From Dense to Sparse: Contrastive Pruning for Better Pre-trained
Language Model Compression
- URL: http://arxiv.org/abs/2112.07198v1
- Date: Tue, 14 Dec 2021 07:14:09 GMT
- Title: From Dense to Sparse: Contrastive Pruning for Better Pre-trained
Language Model Compression
- Authors: Runxin Xu, Fuli Luo, Chengyu Wang, Baobao Chang, Jun Huang, Songfang
Huang, Fei Huang
- Abstract summary: ContrAstive Pruning (CAP) is designed as a general framework, compatible with both structured and unstructured pruning.
CAP consistently yields significant improvements, especially in extremely high sparsity scenarios.

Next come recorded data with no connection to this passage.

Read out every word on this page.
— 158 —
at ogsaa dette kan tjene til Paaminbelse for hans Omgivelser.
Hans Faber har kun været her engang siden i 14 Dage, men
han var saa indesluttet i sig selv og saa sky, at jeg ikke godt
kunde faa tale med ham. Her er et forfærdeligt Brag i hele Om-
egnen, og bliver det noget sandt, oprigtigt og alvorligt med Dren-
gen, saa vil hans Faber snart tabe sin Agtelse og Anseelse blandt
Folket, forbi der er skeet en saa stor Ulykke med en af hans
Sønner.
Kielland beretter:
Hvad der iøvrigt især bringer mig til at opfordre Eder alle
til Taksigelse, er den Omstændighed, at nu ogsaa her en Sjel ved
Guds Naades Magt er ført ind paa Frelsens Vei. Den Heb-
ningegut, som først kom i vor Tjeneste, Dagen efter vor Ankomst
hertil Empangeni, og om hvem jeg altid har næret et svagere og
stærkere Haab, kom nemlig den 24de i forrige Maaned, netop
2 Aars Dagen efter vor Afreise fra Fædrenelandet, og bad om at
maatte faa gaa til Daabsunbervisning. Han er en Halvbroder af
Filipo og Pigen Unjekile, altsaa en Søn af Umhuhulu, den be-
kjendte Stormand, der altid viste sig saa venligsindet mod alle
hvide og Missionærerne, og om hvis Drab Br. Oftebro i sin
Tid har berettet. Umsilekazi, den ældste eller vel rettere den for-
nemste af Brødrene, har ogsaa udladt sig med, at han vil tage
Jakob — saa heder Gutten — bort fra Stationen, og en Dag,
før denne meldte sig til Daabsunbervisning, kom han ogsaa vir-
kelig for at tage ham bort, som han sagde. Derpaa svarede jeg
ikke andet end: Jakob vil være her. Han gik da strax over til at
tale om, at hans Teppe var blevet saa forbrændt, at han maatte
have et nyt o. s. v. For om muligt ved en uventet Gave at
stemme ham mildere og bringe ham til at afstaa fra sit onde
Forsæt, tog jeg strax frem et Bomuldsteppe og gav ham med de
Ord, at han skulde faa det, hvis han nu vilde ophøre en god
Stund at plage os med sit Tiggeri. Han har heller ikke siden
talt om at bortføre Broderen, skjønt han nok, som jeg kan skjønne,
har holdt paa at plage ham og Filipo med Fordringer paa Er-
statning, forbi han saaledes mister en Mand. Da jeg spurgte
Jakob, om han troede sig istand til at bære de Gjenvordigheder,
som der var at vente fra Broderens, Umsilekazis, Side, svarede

- Score: 32.35855458528584
- License: http://arxiv.org/licenses/nonexclusive-distrib/1.0/
- Abstract: Pre-trained Language Models (PLMs) have achieved great success in various
Natural Language Processing (NLP) tasks under the pre-training and fine-tuning
paradigm. With large quantities of parameters, PLMs are computation-intensive
and resource-hungry. Hence, model pruning has been introduced to compress
large-scale PLMs. However, most prior approaches only consider task-specific
knowledge towards downstream tasks, but ignore the essential task-agnostic
knowledge during pruning, which may cause catastrophic forgetting problem and
lead to poor generalization ability. To maintain both task-agnostic and
task-specific knowledge in our pruned model, we propose ContrAstive Pruning
(CAP) under the paradigm of pre-training and fine-tuning. It is designed as a
general framework, compatible with both structured and unstructured pruning.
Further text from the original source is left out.